Last week was my daughter’s thirteenth birthday – the first teenage year. I took her into Manhattan, as I have done each of the prior three years, to see a Broadway show. In fact, we saw two, a matinee and an evening performance (the half priced tickets are great). In the afternoon we saw Chicago, which was fun, in a purposefully over-the-top sort of way. After dinner with some friends – her Godmother, who gave her a first iPod – we saw A Chorus Line.
I had seen this show more than thirty years ago, in its original Broadway incarnation, and it had all sorts of resonances for me. We had great seats, fifth row, center orchestra on the aisle. Almost exactly where I remember sitting all those years ago when I went with a girlfriend, who died about eight years ago of a rare cancer. Her memory – her smile and laugh and frustration at the end of her all too short life – faded in and out of my mind as the evening unfolded.

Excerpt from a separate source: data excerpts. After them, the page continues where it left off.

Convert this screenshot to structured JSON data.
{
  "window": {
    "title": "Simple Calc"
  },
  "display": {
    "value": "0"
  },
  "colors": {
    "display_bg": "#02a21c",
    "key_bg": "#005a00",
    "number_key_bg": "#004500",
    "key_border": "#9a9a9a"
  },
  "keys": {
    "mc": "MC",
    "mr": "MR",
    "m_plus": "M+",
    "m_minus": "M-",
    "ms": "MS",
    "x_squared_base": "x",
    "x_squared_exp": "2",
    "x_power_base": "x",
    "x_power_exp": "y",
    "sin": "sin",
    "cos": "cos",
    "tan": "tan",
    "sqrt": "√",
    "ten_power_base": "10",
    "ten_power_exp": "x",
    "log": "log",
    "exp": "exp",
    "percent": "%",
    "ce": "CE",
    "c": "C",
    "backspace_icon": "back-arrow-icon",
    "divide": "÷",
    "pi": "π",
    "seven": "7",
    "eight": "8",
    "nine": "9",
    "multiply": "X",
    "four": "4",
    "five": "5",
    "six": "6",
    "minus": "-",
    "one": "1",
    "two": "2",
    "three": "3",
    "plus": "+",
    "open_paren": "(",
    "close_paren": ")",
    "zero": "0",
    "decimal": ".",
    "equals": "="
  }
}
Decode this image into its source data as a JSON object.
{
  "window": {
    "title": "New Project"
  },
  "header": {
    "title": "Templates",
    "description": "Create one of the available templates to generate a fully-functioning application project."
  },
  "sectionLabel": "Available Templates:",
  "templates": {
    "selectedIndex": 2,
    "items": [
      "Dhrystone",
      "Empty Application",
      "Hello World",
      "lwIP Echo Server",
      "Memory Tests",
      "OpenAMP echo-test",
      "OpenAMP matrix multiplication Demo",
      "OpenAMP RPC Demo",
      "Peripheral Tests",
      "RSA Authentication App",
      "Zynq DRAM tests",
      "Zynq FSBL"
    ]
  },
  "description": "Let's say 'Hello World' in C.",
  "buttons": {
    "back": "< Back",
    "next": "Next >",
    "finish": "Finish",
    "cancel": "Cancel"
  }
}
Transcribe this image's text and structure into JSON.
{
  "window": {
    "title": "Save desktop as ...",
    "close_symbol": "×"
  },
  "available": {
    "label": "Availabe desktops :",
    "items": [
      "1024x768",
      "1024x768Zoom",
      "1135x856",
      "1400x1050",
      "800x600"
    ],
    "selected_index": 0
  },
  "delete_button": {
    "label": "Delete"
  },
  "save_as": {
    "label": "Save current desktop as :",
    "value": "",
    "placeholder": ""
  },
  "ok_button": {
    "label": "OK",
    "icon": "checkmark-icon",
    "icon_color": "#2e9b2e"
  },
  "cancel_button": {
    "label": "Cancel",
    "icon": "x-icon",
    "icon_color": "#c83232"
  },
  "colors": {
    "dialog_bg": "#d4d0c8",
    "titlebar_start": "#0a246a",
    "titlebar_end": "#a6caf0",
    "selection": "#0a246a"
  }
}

My nostalgia was heightened as I read the program and discovered that a fellow I went to high school (we were in the marching band together!) and college with was playing the bass in the band. After the show my daughter and I waited by the stage door; she collected autographs from the actors as they came out and I waited for a man I had not seen in twenty five years. When he emerged, I accosted him, he let out a yelp of recognition and we started to catch up. We wound up in a bar on 8th Avenue (it was my daughter’s first foray into a bar – she had some french fries and a Coke); over a couple of beers we relished the unexpected reunion.
It was, then, a night of coincidences and remembrances – aimlessly wandering, unstuck in time, through scenes of my life. My recollections were stirred even further in the midst of the show. I had forgotten what a lovely tune "What I Did for Love" is. It brought Aidan to mind, his effect on us, our love for him, especially this lyric:
Kiss today goodbye,
And point me toward tomorrow
We did what we had to do
Can’t forget,
Won’t regret what I did for love.
It has a Taoist quality to it, like something Chuang Tzu might say: let go of today, move on to tomorrow, do what you have to do, and don’t regret. Thoughts like those very much shaped my life with Aidan, especially the bad days. I don’t forget or regret any of it.